Tonight's show is being recorded for a BBC Radio 2 transmission as part of the promotional push for the forthcoming album Around the Sun, and accordingly features mainly tracks that few of the invitation-only audience can have heard yet. You might imagine they would ease us gently into the show with a few well-known numbers, but they opt to open with "Animal", a song only available on the In Time hits compilation, and one whose psychedelic-Beatles texture sounds a little muddy in these surroundings. But things improve rapidly with the brooding "Boy in the Well" and the pop-tastic bounce of "Wanderlust", one of the catchier new songs.
During "She Just Wants to Be", the nattily white-suited Michael Stipe appears to salute the audience, in some hangover from the days when his stage act involved many such hand gestures; but then you realise he's just shading his eyes to gaze around the packed balcony pews, as if searching for friends. The new tracks "Final Straw" and "I Wanted to be Wrong" recall an earlier, folk-rock REM, before Thom Yorke is invited up onstage to sing the Patti Smith part of "E-Bow the Letter". Unfortunately, Yorke fluffs his lines and they have to start the song over, Stipe asking the audience to help their guest by putting their hands up when he should come in.
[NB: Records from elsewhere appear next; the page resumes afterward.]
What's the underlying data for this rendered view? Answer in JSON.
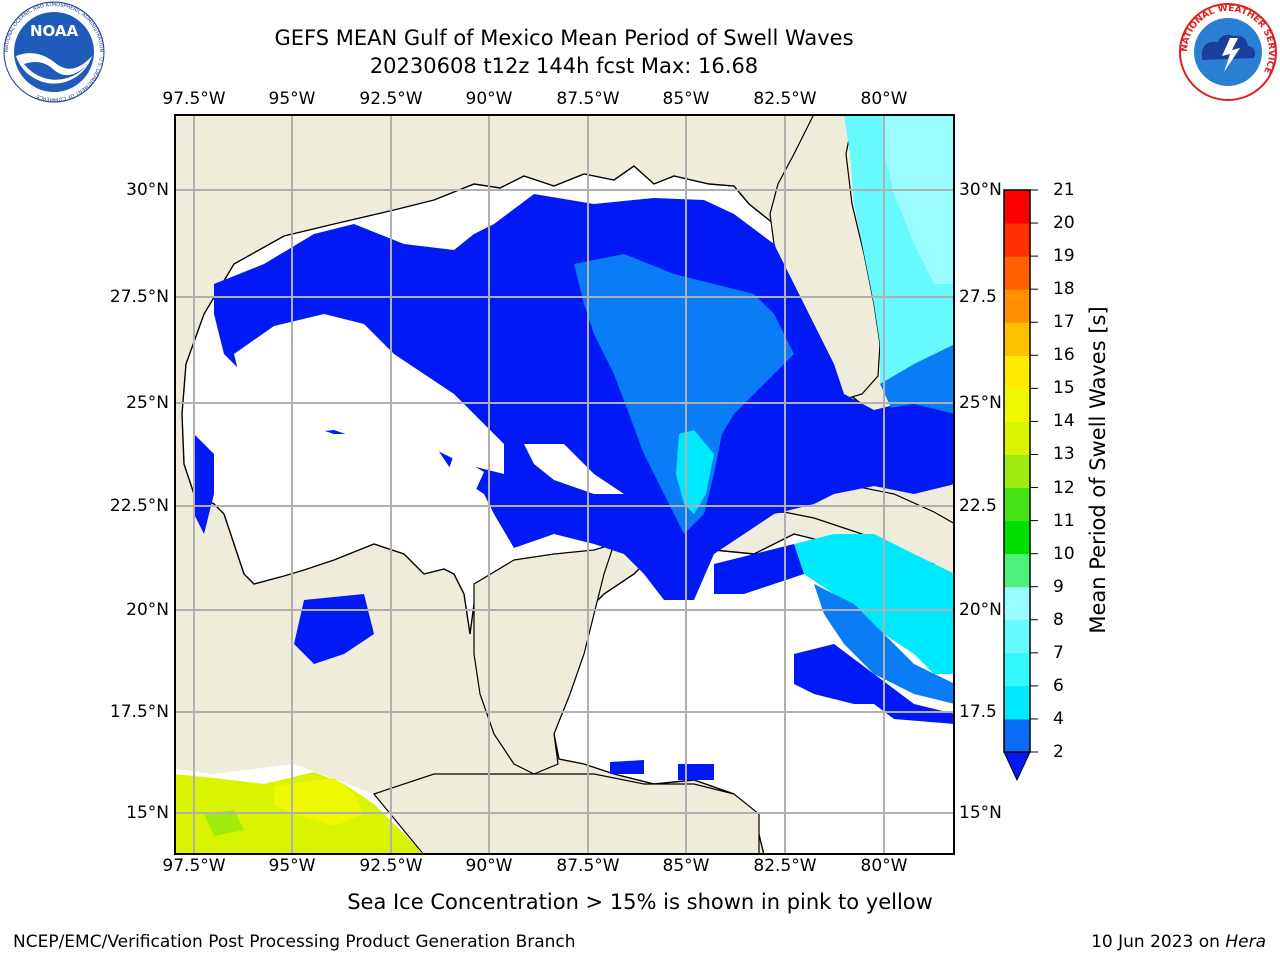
{
  "title_line1": "GEFS MEAN Gulf of Mexico Mean Period of Swell Waves",
  "title_line2": "20230608 t12z 144h fcst   Max: 16.68",
  "lon_labels": [
    "97.5°W",
    "95°W",
    "92.5°W",
    "90°W",
    "87.5°W",
    "85°W",
    "82.5°W",
    "80°W"
  ],
  "lat_labels": [
    "30°N",
    "27.5°N",
    "25°N",
    "22.5°N",
    "20°N",
    "17.5°N",
    "15°N"
  ],
  "lat_labels_right": [
    "30°N",
    "27.5",
    "25°N",
    "22.5",
    "20°N",
    "17.5",
    "15°N"
  ],
  "colorbar": {
    "label": "Mean Period of Swell Waves [s]",
    "ticks": [
      "2",
      "4",
      "6",
      "7",
      "8",
      "9",
      "10",
      "11",
      "12",
      "13",
      "14",
      "15",
      "16",
      "17",
      "18",
      "19",
      "20",
      "21"
    ],
    "colors": [
      "#0a6cf5",
      "#00eaff",
      "#33f7ff",
      "#66faff",
      "#99fcff",
      "#4cf07a",
      "#00e000",
      "#44e414",
      "#a0ec10",
      "#d8f400",
      "#f0f800",
      "#ffea00",
      "#ffc000",
      "#ff9000",
      "#ff6000",
      "#ff3000",
      "#ff0000"
    ],
    "extend_color": "#0019f5"
  },
  "map_colors": {
    "land": "#efecdc",
    "ocean_lowest": "#0019f5",
    "ocean_2_4": "#0a7cf5",
    "ocean_4_6": "#00eaff",
    "ocean_6_8": "#66faff",
    "ocean_8_9": "#99fcff",
    "ice": "#d8f400",
    "grid": "#b0b0b0"
  },
  "footnote": "Sea Ice Concentration > 15% is shown in pink to yellow",
  "credit": "NCEP/EMC/Verification Post Processing Product Generation Branch",
  "date_prefix": "10 Jun 2023 on ",
  "date_machine": "Hera",
  "logos": {
    "left": {
      "name": "NOAA",
      "ring_text": "NATIONAL OCEANIC AND ATMOSPHERIC ADMINISTRATION · U.S. DEPARTMENT OF COMMERCE"
    },
    "right": {
      "name": "National Weather Service",
      "ring_text": "NATIONAL WEATHER SERVICE"
    }
  }
}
The second run through, Yorke nails it, wailing like a banshee.
"Around the Sun" itself cleaves to the eternal REM verities of arpeggiated chords and intriguing harmonies, with the organ adding an echo of early Traffic. "Aftermath" is less distinguished, but "Losing my Religion" brings a community-singalong mood to the church. A neat, short-haired Peter Buck laces an e-bow guitar line through "Walk Unafraid", which closes the set, before the band return for encores of "Leaving New York" - the strongest song on the new album, and its first single - and old favourites "Imitation of Life" and "Man on the Moon".
Despite the staid surroundings and Stipe's lectern, the mood throughout was less like a concert than a party with a few friends, Stipe screwing up his lyric sheets after each song and throwing them out to the crowd, personal souvenirs greedily snatched by punters like home-run baseballs. REM will be back over here in February for a full-blown arena tour, and on the strength of this show, their energies appear more focused now than they have been for some time.